(1) KONG: LA ISLA CALAVERA, de Jordan Vogt-Roberts.

CUANDO EL TAMAÑO (DEL MONSTRUO) SÍ IMPORTA
Resulta vertiginosa la trayectoria ascendente de Jordan Vogt-Roberts dentro de la industria cinematográfica USA, pasando de la noche a la mañana de las estrecheces propias del circuito underground en su debut Los reyes del verano (2013) a la grandilocuencia consustancial del blockbuster hollywoodiense en la presente Kong: La lsla Calavera. Aún así, a pesar de sus notables diferencias, ambos productos comparten un nexo común: la reivindicación del sentido más lúdico de la aventura; la propuesta de una evasión sin coartadas, no como acto de rebeldía frente a la autoridad sino como simple entretenimiento.
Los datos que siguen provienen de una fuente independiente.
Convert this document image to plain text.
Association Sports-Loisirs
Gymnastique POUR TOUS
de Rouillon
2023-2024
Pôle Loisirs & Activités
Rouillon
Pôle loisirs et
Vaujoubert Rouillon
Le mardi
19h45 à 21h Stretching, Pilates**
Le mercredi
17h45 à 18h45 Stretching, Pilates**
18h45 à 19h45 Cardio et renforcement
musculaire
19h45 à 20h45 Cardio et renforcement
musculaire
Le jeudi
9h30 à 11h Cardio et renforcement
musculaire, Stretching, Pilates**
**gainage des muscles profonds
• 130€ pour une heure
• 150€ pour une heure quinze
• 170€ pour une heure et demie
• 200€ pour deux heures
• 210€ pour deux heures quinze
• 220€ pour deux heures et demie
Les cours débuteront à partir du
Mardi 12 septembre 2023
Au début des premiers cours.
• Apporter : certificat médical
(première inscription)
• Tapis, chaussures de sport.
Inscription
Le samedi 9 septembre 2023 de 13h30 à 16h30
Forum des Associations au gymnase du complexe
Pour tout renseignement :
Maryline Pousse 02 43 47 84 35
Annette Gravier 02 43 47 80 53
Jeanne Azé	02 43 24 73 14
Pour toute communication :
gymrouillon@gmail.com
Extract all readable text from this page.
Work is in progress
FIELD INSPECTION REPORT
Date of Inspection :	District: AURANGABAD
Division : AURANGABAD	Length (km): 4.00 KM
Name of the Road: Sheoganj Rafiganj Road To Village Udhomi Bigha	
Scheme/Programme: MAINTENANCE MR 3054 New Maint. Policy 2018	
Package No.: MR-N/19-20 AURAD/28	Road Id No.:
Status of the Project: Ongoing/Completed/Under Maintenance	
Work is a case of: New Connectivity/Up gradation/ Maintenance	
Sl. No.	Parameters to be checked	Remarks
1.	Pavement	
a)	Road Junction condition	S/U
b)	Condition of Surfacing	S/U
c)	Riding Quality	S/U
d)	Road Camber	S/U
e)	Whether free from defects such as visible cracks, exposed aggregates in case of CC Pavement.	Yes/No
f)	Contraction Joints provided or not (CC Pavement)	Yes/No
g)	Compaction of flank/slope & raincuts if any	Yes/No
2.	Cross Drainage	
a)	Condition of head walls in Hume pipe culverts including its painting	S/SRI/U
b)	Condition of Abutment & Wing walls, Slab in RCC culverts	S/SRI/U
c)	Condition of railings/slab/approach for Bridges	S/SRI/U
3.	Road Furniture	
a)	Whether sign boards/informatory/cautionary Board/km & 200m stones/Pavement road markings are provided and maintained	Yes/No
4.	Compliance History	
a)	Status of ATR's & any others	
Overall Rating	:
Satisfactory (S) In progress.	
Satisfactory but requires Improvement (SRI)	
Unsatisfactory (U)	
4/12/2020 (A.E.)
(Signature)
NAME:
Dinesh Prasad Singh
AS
El famoso lema olímpico Citius, Altius, Fortius —más rápido, más alto, más fuerte— se puede aplicar perfectamente al planteamiento de su segundo largometraje. El regreso de King Kong a la gran pantalla, tras la rememoración nostálgica de Peter Jackson en King Kong (2005), no es sino el previsible paso evolutivo del (sub)género llamado “cine de monstruos”, gracias al desarrollo técnico que permite auténticas virguerías visuales en realidad virtual y a la búsqueda incesante del factor sorpresa en un público ya acostumbrado a la plasmación de “lo maravilloso”. Si el espectador ya conoce al icono de terror de turno, ¿qué mejor manera de impresionarlo que triplicar su tamaño, haciéndolo más fuerte, más feroz, más peligroso? Aquí el simio gigante que ideó Edgar Wallace y sirvió de inspiración para la célebre película de 1933 adquiere dimensiones colosales, hasta el punto de alzarse en el horizonte como una montaña sin sufrir las lógicas consecuencias que la gravedad desataría en un ser vivo de semejante envergadura.
No falta en Kong: La lsla Calavera divertidos momentos de humor, diligentes secuencias de acción y un ritmo creciente cuyo momento álgido, el duelo a muerte entre monstruos, se me antoja la traca final de un espectáculo pirotécnico apabullante, tan vacuo como cautivador. Tan liviano como sugestivo.